President Donald Trump said he has lifted sanctions on North Korea, with that announcement coming one day after the Treasury's Office of Foreign Assets Control announced new sanctions involving the country's attempts at evading sanctions. The president's move, announced March 22 on his Twitter account, did not specify which U.S.-imposed sanctions on North Korea would be lifted. “It was announced today by the U.S. Treasury that additional large scale Sanctions would be added to those already existing Sanctions on North Korea,” Trump wrote on Twitter. “I have today ordered the withdrawal of those additional Sanctions!” According to the Associated Press, White House Press Secretary Sarah Huckabee Sanders said in a March 22 statement that Trump “likes Chairman Kim and he doesn’t think these sanctions will be necessary.”
China’s reduction in value-added-tax rates will cover a broad scope of Chinese imports and will officially take effect April 1, according to a March 22 press release from China’s State Council. Taxpayers that are subject to the 16 percent VAT rate will see a drop to 13 percent, according to the release, while those subject to the 10 percent VAT rate will see a drop to 9 percent. In addition, the VAT rate for agricultural products will drop from 10 percent to 9 percent. The VAT changes also include an “extension in the scale of goods and services eligible for input tax deductions,” the release said.
Exports of urea and ammonium nitrate from the U.S. to the European Union could eventually face antidumping and countervailing duty requirements as of March 22, after the EU published a notice the previous day directing member state customs authorities to “register” any of their imports of the product. In a procedure similar to “critical circumstances” in the U.S., EU authorities determined that U.S. exporters had been increasing exports after AD/CV duty investigations on urea and ammonium nitrate were launched in August 2018, in an effort to get in as much product as possible before duties take effect. As a result of the registration requirement, should the EU apply AD and CV duties in its final determination, any duties will be retroactive to the date the registration requirements began, i.e., March 22, 2019. The registration requirements also apply to Russia and Trinidad and Tobago.
Once importers and exporters in the United Kingdom get a U.K. Economic Operator Registration and Identification (EORI) number, it can take 48 hours before it can be used to make declarations in the Customs Handling of Import and Export Freight (CHIEF) system, HM Revenue & Customs said in an update to its guidance on obtaining a UK EORI number. All importers and exporters in the UK will be required to have a U.K. EORI number assigned by HMRC to import or export into or out of the U.K. if the country leaves the EU without a transition deal in place, including for imports and exports with the EU, HMRC has said.

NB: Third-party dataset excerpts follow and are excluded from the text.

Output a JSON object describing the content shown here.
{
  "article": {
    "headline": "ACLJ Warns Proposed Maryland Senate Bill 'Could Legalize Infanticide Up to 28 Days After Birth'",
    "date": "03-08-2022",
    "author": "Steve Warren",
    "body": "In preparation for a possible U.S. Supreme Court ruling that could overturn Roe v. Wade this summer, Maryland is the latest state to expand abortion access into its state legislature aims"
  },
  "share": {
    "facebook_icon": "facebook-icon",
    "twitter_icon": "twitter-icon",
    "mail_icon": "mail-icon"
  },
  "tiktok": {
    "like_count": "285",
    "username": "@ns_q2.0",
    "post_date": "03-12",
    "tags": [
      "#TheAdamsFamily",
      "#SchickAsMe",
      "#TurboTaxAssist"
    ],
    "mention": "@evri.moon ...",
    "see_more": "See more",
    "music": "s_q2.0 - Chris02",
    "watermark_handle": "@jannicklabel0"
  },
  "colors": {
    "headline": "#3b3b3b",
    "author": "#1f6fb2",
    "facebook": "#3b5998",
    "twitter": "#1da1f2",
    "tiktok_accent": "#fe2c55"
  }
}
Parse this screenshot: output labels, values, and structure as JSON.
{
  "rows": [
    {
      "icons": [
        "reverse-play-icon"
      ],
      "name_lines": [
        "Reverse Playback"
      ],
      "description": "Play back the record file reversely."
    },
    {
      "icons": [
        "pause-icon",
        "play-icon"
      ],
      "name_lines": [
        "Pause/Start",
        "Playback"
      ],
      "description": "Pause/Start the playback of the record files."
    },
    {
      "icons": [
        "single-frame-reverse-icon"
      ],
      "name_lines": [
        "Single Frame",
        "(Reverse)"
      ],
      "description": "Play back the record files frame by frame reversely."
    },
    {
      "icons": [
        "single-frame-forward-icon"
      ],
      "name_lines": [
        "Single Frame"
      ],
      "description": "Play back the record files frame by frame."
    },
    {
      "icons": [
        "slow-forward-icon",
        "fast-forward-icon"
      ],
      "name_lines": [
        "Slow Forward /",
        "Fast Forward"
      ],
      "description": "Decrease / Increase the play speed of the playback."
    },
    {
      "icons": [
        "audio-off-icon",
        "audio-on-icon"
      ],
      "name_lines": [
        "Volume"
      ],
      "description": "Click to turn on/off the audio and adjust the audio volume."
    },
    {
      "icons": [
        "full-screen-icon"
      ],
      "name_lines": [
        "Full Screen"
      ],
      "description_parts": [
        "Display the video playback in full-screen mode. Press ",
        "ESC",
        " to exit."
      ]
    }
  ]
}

In the March 21 edition of the Official Journal of the European Union the following trade-related notices were posted:
The European Union issued a new guidance document detailing documentation that may be used as proof of legal acquisition or importation for protected wildlife. The proof may be required when a live animal listed on the EU’s list of protected species is being exported or re-exported, or otherwise sold or used for commercial purposes. For imported live animals listed in Annex B of the EU’s protected wildlife list (i.e., generally species listed in Convention on International Trade in Endangered Species Appendix II), minimum documentation includes a copy of the import permit with customs endorsement or, if the applicable party is not the importer, either an original copy of the permit handed over by the importer or, if not available, information including the species, details on import permits and the animal’s origin, a detailed description of the animal and an original signature and stamp of the last seller, among other things, the guidance said.

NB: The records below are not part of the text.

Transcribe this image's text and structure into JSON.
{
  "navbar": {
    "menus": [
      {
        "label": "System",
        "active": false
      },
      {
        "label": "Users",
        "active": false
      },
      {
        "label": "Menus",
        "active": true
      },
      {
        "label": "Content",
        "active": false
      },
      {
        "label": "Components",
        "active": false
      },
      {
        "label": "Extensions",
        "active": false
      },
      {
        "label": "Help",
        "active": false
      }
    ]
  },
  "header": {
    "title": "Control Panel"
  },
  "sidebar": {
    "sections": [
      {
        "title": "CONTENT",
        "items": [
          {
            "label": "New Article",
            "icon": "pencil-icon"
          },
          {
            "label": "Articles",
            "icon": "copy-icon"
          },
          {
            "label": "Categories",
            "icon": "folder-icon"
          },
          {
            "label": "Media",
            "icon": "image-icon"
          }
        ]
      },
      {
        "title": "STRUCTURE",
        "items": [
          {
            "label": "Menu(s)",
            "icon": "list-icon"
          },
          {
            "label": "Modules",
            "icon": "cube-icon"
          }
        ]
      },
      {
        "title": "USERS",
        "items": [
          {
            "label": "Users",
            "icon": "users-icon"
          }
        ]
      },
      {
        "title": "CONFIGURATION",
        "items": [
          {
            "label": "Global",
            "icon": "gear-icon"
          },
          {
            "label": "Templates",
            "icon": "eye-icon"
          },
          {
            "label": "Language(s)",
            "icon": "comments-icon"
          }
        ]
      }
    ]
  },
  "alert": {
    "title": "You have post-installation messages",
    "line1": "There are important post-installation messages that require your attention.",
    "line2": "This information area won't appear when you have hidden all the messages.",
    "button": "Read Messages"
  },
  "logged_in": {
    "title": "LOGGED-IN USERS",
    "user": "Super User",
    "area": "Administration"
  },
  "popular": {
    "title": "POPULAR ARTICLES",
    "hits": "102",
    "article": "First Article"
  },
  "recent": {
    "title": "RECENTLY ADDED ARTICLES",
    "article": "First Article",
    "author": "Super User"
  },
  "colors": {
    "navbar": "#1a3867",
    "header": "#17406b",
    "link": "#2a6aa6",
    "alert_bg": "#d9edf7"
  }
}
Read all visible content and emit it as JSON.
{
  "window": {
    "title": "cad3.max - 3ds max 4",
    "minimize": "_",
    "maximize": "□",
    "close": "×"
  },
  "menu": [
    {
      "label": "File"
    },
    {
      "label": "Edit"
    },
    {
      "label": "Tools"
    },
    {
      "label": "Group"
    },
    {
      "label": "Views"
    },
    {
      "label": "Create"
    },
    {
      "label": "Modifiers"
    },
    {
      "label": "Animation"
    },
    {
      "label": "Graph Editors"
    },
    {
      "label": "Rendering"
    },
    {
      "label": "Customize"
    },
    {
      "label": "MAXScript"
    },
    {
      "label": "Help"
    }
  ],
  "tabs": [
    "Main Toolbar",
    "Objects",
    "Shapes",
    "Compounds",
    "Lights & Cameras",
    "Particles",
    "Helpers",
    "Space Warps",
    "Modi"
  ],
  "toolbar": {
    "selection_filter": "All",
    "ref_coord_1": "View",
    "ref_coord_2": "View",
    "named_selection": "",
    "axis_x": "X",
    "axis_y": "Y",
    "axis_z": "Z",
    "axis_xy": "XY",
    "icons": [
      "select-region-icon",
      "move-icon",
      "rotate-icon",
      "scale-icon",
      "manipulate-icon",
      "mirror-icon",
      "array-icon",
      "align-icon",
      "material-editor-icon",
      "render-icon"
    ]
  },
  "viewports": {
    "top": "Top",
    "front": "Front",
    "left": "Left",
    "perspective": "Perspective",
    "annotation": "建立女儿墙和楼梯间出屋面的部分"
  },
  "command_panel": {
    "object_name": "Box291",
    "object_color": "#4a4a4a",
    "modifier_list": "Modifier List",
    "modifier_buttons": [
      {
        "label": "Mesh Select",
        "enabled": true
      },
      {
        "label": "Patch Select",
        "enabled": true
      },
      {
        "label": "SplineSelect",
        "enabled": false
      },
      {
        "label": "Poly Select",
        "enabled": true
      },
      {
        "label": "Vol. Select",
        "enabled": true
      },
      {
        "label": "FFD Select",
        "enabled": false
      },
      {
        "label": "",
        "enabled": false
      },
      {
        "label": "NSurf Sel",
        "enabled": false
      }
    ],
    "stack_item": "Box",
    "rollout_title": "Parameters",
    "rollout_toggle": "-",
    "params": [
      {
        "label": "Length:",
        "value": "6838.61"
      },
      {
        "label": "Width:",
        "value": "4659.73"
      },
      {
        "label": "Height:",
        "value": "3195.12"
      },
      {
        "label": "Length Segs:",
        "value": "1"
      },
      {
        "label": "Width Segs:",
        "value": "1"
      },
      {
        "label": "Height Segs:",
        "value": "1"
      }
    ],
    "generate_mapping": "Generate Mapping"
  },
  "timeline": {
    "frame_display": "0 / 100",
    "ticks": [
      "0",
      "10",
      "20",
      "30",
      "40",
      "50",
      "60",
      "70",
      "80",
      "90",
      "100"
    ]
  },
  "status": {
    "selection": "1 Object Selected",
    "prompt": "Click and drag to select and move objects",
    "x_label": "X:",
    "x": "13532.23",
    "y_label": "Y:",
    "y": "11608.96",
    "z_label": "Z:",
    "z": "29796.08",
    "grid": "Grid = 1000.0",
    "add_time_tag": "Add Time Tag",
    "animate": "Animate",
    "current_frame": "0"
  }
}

The European Union is implementing new criteria for screening foreign investment in the EU that includes effects on critical technologies and dual-use items defined in EU export control regulations, it said in a notice issued March 21. The regulation mirrors U.S. Committee on Foreign Investment in the United States (CFIUS) requirements currently being implemented that relate to “emerging technologies” as defined in Bureau of Industry and Security export control regulations. Specific technologies named in the new EU regulation include artificial intelligence, robotics, semiconductors, cybersecurity, aerospace, defence, energy storage, quantum and nuclear technologies as well as nanotechnologies and biotechnologies.
According to Reuters, Brazil's farm minister said the tariff-rate quota for wheat imports that was agreed to during Brazilian President Jair Bolsonaro's Washington visit this week (see 1903190056) was for all global wheat exporters, not exclusively the U.S.
Recent editions of Mexico's Diario Oficial list trade-related notices as follows:
The Canada Border Services Agency said maintenance outages are scheduled for the eManifest Portal, the Electronic Data Interchange and the CCS/CADEX system. There will be multiple outages to those systems on March 23 and March 24, CBSA said in an emailed message. CBSA suggested that filers review the contingency procedures during the outages and that highway carriers have paperwork if going to the border. While the CCS/CADEX system is unavailable, "Customs Declaration Message (CUSDEC) B3s and AO notification of release queries transmitted to the CADEX system will be affected," CBSA said.